Le prestazioni di natura assistenziale, invece, sono erogate a sostegno di situazioni di invalidità o di disagio economico (prestazioni agli invalidi civili comprese le indennità di accompagnamento e pensioni e assegni sociali). Le prestazioni di tipo assistenziale sono costituite per il 20,3% da pensioni e assegni sociali, di cui il 37,3% erogate a uomini; il restante 79,7% delle prestazioni sono erogate ad invalidi civili sotto forma di pensione e/o indennità, con un indice di mascolinità del 41,3%. Sono proprio queste ultime a diventare sempre più onerose.

Fonte: INPS - marzo 2022

L'inverno demografico

Così come si sta evidenziando in maniera marcata il problema di intere categorie rispetto alle quali manca l’ingresso di nuove leve e i cui numeri di lavoratori attivi sono in drammatica diminuzione a fronte di pensionati che invece aumentano (o non diminuiscono con la stessa numerosità). «Il caso più eclatante – è ancora Giuliano Cazzola a ragionare – è quello dei ferrovieri la cui numerosità si è ridotta negli anni a un terzo di quella massima e il risultato è che l’Inps eroga pensioni per un numero indice di 4,5 e incassa 1. E questo per la semplice ragione che il numero dei ferrovieri attivi è letteralmente crollato mentre quello dei pensionati no. Ma come i ferrovieri ci sono i postelegrafonici, i dipendenti del trasporto locale e quelli delle Tlc, tutte situazioni in cui la platea dei lavoratori che pagano i contributi si è letteralmente prosciugata».

Le casse dei professionisti boccheggiano

Se il sistema pensionistico pubblico è soverchiato dai costi, non va tanto meglio alle casse dei professionisti. Al di là dell’imminente ingresso dell’Inpgi (l’ente di previdenza dei giornalisti) nell’Inps a causa della insostenibilità dei conti dell’Istituto, («ma per l’Inps è una questione davvero di poco conto», chiosa Cazzola) resta il fatto che altre Casse sono in difficoltà («a partire dai geometri»). In generale il problema è che se la platea dei contributori è piccola il rischio di non reggere è fortissimo.

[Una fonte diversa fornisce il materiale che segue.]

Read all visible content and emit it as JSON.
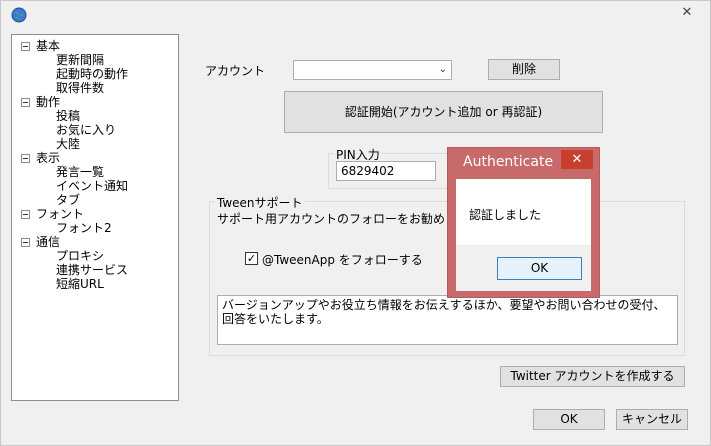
{
  "window": {
    "close_glyph": "✕",
    "app_icon": "globe-icon"
  },
  "tree": {
    "groups": [
      {
        "label": "基本",
        "children": [
          "更新間隔",
          "起動時の動作",
          "取得件数"
        ]
      },
      {
        "label": "動作",
        "children": [
          "投稿",
          "お気に入り",
          "大陸"
        ]
      },
      {
        "label": "表示",
        "children": [
          "発言一覧",
          "イベント通知",
          "タブ"
        ]
      },
      {
        "label": "フォント",
        "children": [
          "フォント2"
        ]
      },
      {
        "label": "通信",
        "children": [
          "プロキシ",
          "連携サービス",
          "短縮URL"
        ]
      }
    ]
  },
  "account": {
    "label": "アカウント",
    "combo_value": "",
    "delete_label": "削除",
    "auth_button_label": "認証開始(アカウント追加 or 再認証)"
  },
  "pin": {
    "group_title": "PIN入力",
    "value": "6829402"
  },
  "support": {
    "group_title": "Tweenサポート",
    "description": "サポート用アカウントのフォローをお勧めしています。",
    "follow_checkbox_label": "@TweenApp をフォローする",
    "follow_checked": true,
    "info_text": "バージョンアップやお役立ち情報をお伝えするほか、要望やお問い合わせの受付、回答をいたします。"
  },
  "create_account_label": "Twitter アカウントを作成する",
  "footer": {
    "ok_label": "OK",
    "cancel_label": "キャンセル"
  },
  "dialog": {
    "title": "Authenticate",
    "message": "認証しました",
    "ok_label": "OK",
    "close_glyph": "✕"
  },
  "colors": {
    "dialog_frame": "#c86a6a",
    "dialog_close": "#c7402f",
    "window_bg": "#f0f0f0"
  }
}
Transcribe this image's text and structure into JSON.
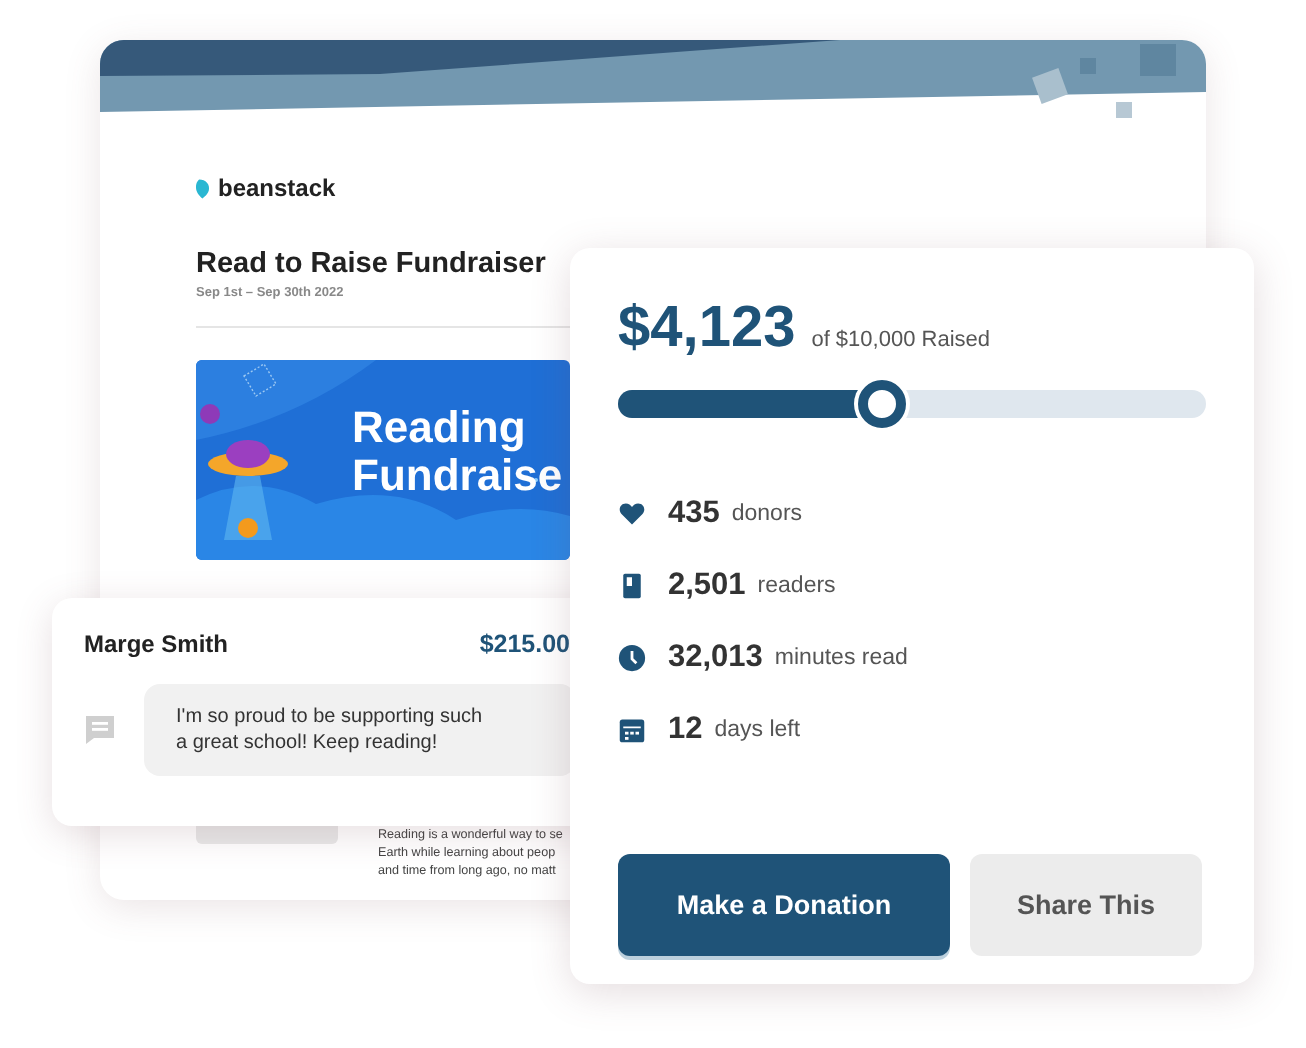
{
  "page": {
    "logo": "beanstack",
    "title": "Read to Raise Fundraiser",
    "dates": "Sep 1st – Sep 30th 2022",
    "banner": {
      "kind": "picture",
      "title_lines": [
        "Reading",
        "Fundraise"
      ]
    },
    "description_lines": [
      "Reading is a wonderful way to se",
      "Earth while learning about peop",
      "and time from long ago, no matt"
    ]
  },
  "comment": {
    "name": "Marge Smith",
    "amount": "$215.00",
    "message": "I'm so proud to be supporting such a great school! Keep reading!"
  },
  "fundraiser": {
    "raised": "$4,123",
    "goal": "of $10,000 Raised",
    "progress": {
      "level": 0.45
    },
    "stats": [
      {
        "kind": "heart",
        "value": "435",
        "label": "donors"
      },
      {
        "kind": "book",
        "value": "2,501",
        "label": "readers"
      },
      {
        "kind": "clock",
        "value": "32,013",
        "label": "minutes read"
      },
      {
        "kind": "calendar",
        "value": "12",
        "label": "days left"
      }
    ],
    "buttons": [
      {
        "label": "Make a Donation",
        "kind": "primary"
      },
      {
        "label": "Share This",
        "kind": "secondary"
      }
    ]
  }
}
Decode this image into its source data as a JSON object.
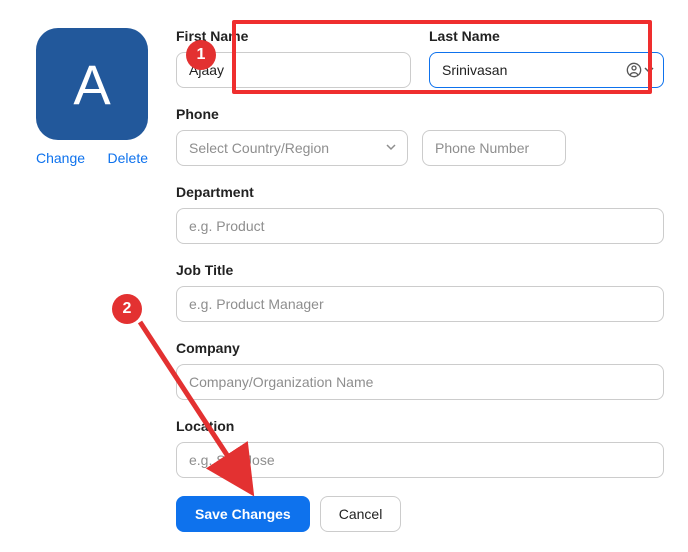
{
  "avatar": {
    "letter": "A",
    "change_label": "Change",
    "delete_label": "Delete"
  },
  "fields": {
    "first_name": {
      "label": "First Name",
      "value": "Ajaay"
    },
    "last_name": {
      "label": "Last Name",
      "value": "Srinivasan"
    },
    "phone": {
      "label": "Phone",
      "country_placeholder": "Select Country/Region",
      "number_placeholder": "Phone Number"
    },
    "department": {
      "label": "Department",
      "placeholder": "e.g. Product"
    },
    "job_title": {
      "label": "Job Title",
      "placeholder": "e.g. Product Manager"
    },
    "company": {
      "label": "Company",
      "placeholder": "Company/Organization Name"
    },
    "location": {
      "label": "Location",
      "placeholder": "e.g. San Jose"
    }
  },
  "actions": {
    "save": "Save Changes",
    "cancel": "Cancel"
  },
  "annotations": {
    "badge1": "1",
    "badge2": "2"
  },
  "colors": {
    "primary": "#0e72ed",
    "avatar_bg": "#22589b",
    "annotation": "#e33131"
  }
}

«I professionisti – conclude Cazzola – non capiscono che o si alleano e creano la loro Inps o non ce la faranno. Non è un problema politico, è un problema di numeri. Quando una platea contributiva è ridotta il rischio che il banco salti è altissimo, anche perché le condizioni del mercato cambiano rapidamente. Si prenda il caso degli avvocati: ora i giovani devono pagare contributi per sostenere pensioni che erano figlie di redditi decisamente maggiori. Il sistema alla lunga non può reggere. Come dimostra il caso dei giornalisti».